I have the following code:

main.c

#include "checksum.h"

void main()
{
    char *Buf ="GPGGA204502.005106.9813N11402.2921W1090.91065.02M-16.27M";
    checksum(Buf);
}

checksum.c

#include <stdio.h>
#include <string.h>

checksum(char *Buff)
{
    int i;
    unsigned char XOR;
    unsigned long iLen = strlen(Buff);
    printf("Calculating checksum...\n");
    for (XOR = 0, i = 0; i < iLen; i++)
        XOR ^= (unsigned char)Buff[i];
    printf("%X \n",XOR);
}

checksum.h

#ifndef CHECKSUM_H_INCLUDED
#define CHECKSUM_H_INCLUDED

void checksum(char *Buff);

#endif

When compiling I get the following error:

/tmp/ccFQS7Ih.o: In function `main':
main.c:(.text+0x18): undefined reference to `checksum'
collect2: ld returned 1 exit status

I can't figure out what the problem is?

Was it helpful?

Solution

You are compiling only one file not both. More precisely, you are not linking the files together.

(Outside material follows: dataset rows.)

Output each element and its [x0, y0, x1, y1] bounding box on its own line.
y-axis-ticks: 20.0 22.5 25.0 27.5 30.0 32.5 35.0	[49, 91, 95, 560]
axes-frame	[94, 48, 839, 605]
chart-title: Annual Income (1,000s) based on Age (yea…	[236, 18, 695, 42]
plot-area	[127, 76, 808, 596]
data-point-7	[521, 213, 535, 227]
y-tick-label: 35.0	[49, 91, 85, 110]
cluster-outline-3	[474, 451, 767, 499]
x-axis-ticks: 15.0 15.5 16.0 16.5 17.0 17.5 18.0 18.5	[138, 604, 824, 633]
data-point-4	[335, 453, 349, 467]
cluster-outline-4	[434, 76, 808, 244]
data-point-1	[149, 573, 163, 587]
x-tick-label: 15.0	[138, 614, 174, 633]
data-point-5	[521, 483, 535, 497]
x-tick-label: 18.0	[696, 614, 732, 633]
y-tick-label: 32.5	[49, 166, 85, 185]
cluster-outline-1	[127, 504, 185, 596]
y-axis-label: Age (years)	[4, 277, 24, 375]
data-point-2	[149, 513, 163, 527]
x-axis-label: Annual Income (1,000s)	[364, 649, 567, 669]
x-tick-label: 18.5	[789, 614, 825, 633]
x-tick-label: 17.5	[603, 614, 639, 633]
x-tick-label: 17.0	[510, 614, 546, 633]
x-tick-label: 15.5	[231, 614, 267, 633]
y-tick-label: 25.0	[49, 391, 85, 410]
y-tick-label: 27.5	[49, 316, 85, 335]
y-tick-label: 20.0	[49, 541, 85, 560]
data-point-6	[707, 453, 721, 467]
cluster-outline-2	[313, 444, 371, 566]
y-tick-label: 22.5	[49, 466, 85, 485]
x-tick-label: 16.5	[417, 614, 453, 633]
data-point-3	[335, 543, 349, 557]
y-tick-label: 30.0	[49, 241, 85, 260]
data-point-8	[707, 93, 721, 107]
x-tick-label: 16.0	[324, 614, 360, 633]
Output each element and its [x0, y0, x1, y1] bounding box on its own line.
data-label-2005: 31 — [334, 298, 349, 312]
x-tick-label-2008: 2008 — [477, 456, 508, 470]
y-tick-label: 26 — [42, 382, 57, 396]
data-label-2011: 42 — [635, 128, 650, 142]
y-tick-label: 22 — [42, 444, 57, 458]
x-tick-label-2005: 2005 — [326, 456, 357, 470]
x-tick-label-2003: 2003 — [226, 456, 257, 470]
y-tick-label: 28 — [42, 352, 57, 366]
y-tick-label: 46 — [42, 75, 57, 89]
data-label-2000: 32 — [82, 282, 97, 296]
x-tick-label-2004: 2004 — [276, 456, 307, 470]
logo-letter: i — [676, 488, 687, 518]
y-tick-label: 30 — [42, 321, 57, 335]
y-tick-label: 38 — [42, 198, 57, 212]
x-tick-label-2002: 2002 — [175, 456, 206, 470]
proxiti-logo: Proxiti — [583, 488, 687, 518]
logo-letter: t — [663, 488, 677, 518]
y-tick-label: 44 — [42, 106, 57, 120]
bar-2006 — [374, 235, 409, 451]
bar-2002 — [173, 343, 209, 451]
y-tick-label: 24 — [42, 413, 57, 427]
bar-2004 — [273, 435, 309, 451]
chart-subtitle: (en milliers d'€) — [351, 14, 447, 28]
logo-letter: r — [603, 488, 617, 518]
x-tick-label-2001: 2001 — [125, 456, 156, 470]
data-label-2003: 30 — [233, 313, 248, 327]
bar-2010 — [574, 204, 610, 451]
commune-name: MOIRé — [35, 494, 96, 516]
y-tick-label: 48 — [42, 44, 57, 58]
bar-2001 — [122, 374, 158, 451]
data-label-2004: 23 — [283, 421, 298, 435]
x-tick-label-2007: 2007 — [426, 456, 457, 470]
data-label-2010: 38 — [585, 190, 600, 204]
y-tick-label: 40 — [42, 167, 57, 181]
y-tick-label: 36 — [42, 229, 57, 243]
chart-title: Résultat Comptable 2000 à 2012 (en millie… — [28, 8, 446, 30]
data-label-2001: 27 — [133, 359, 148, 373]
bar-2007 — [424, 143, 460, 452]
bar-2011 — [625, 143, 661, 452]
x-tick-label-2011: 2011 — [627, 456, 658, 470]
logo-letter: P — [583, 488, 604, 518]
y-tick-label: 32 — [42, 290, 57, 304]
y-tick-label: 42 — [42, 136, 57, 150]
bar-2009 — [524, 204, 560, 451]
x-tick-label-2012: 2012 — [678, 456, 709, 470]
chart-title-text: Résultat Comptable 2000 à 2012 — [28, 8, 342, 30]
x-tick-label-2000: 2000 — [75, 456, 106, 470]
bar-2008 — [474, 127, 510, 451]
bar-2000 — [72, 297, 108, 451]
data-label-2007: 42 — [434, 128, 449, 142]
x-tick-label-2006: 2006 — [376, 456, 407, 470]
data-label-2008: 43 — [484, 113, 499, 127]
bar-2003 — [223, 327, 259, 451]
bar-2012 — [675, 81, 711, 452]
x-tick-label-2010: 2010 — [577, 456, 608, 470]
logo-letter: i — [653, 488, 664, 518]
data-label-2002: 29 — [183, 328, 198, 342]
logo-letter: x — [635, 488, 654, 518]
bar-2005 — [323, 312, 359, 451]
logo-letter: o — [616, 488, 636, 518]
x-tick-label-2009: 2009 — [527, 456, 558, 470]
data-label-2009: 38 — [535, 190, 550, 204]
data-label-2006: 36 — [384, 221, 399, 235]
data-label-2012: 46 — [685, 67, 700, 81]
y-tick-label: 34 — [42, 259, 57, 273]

I don't know your compiler, but with gcc, it would be something like this:

gcc -c main.c          <-- compile only
gcc -c checksum.c      <-- compile only
gcc main.o checksum.o  <-- link the two

Edit: To automate this process, take a look at the make program which reads Makefiles.

OTHER TIPS

You could also try gcc -o program.out main.c checksum.c which will compile and link both files together

I think: in checksum.c, you should include checksum.h.